O ponto central, como o título indica, é a conversa entre os dois, que passa por temas como o amor, a filosofia, a moral e a loucura. Mesmo feito só de conversa e descrição, nunca chega a entediar porque, a forma do poema, com todos os seus setecentos versos em dísticos rimados, mantêm um ritmo e um fluxo de leitura agradável. Exemplo de uma seção que gostei muito, é a primeira visita do Julian e o encontro com a filha, uma menina pequena, do amigo. Ela, primeiro com uma vergonha inicial de tentar qualquer brincadeira com ele, por não o vê há muito, e depois "cansando a timidez inicial", percebendo que os seis meses que passaram sem se ver mudou muito mais ela do que ele. Toda a cena desenrolada pela voz interessante do narrador e pelas rimas e ritmo imprimidos pelo Shelley:
The following morn was rainy, cold and dim:
Ere Maddalo arose, I called on him,
And whilst I waited with his child I played;
A lovelier toy sweet Nature never made,
A serious, subtle, wild, yet gentle being,
Graceful without design and unforeseeing,
With eyes -- Oh speak not of her eyes! -- which seem
Twin mirrors of Italian Heaven, yet gleam
With such deep meaning, as we never see
But in the human countenance: with me
She was a special favourite: I had nursed
Her fine and feeble limbs when she came first
To this bleak world; and she yet seemed to know
On second sight her ancient playfellow,
Less changed than she was by six months or so;
For after her first shyness was worn out
We sate there, rolling billiard balls about (…)
A parte narrativa do poema é levada bem a sério, e há muitas descrições da Veneza naquele tempo (1800~1815). O que é agradável e legal de ler. A metade final do poema, porém, não me pegou. É a visita dos dois amigos a um antigo poeta e homem bem-sucedido que agora, louco, está internado em algum tipo de asilo. A atmosfera e o cenário é até que interessante: Julian e Maddalo, pela Veneza agora chuvosa, viajam até a mansão imponente que abriga o louco, e a conversa vai longe, dando voz ao homem para contar sua história: de como o amor o pôs na miséria, e como só o caminho da verdade é o que vale a pena ser seguido. O homem possibilita mostrar aos dois amigos uma terceira visão do amor e do que ele é capaz, remetendo a uma discussão que ocorre antes no poema.
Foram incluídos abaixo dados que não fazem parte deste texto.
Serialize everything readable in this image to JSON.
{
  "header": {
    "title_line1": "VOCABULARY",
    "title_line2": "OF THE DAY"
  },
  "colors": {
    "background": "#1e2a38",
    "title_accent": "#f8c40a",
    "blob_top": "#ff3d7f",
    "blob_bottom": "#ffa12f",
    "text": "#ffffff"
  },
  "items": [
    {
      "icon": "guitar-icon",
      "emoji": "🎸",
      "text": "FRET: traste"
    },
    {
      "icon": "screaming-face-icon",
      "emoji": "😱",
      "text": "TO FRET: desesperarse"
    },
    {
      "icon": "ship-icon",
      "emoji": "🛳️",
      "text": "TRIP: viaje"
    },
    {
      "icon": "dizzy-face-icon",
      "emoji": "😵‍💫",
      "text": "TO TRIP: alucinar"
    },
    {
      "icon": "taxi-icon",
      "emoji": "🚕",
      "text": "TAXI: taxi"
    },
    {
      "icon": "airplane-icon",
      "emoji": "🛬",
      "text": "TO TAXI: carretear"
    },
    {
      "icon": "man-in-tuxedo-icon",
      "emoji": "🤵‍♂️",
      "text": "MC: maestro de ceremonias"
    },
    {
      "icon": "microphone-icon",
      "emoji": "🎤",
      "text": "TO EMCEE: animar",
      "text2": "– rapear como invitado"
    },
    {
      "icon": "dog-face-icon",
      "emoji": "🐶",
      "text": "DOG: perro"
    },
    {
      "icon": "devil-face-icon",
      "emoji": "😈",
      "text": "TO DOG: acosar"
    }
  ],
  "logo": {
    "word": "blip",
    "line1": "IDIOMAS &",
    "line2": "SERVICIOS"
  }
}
A gente avança no tempo, até uma outra visita do Julian ao amigo, que dessa vez está de viagem. A filha, agora crescida, é quem dá a notícia de que Maddalo não está. É ela, agora, quem toma conta da mansão e abriga o Julian. É ela, também, quem conta o desfecho da história do homem louco, e o poema termina nesse momento. Com um desfecho enigmático; um final aberto.
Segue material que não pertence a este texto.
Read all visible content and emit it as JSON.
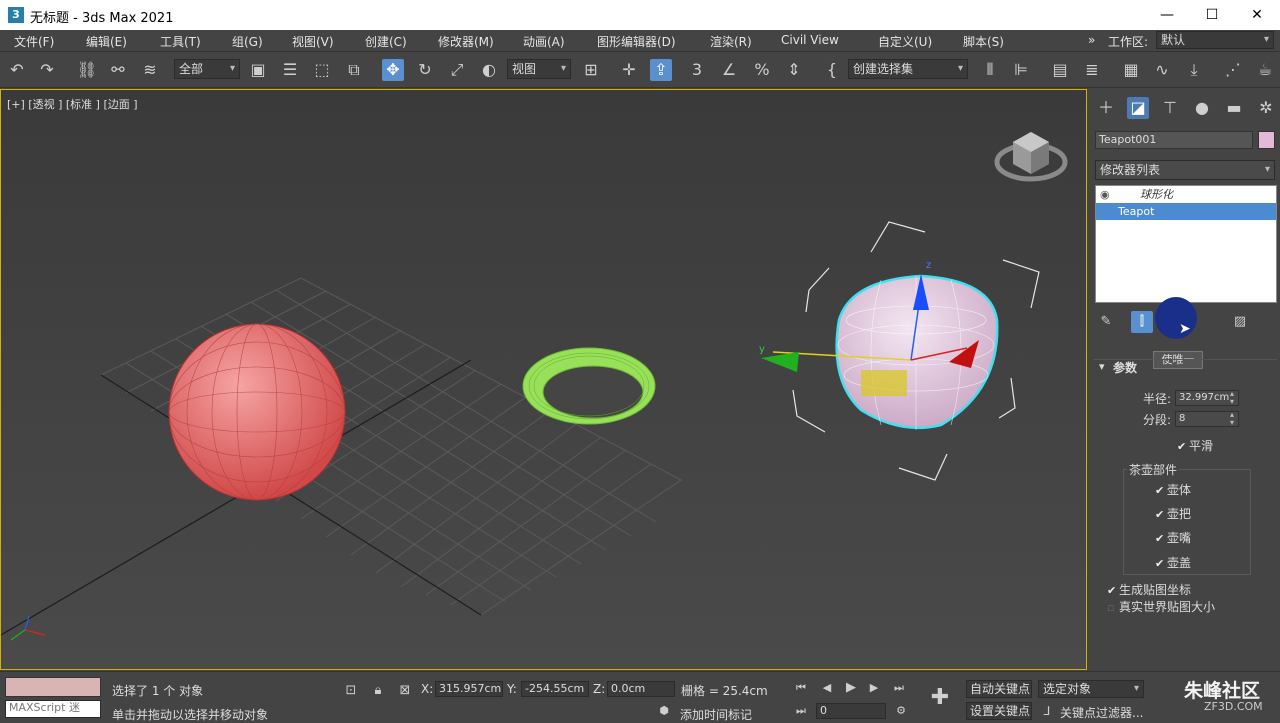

Sinceramente, eu não consigo apontar para um tema ou um argumento forte e central do poema, além da questão do amor, da racionalidade e da irracionalidade; aliás, nenhuma posição me ficou muito clara e nem a conclusão com relação ao velho. Se a intenção era só essa, mostrar os três pontos de vista, ele fez bem. Foi, no fim, uma boa experiência, e me deu fôlego para voltar a ler umas coisitas novas.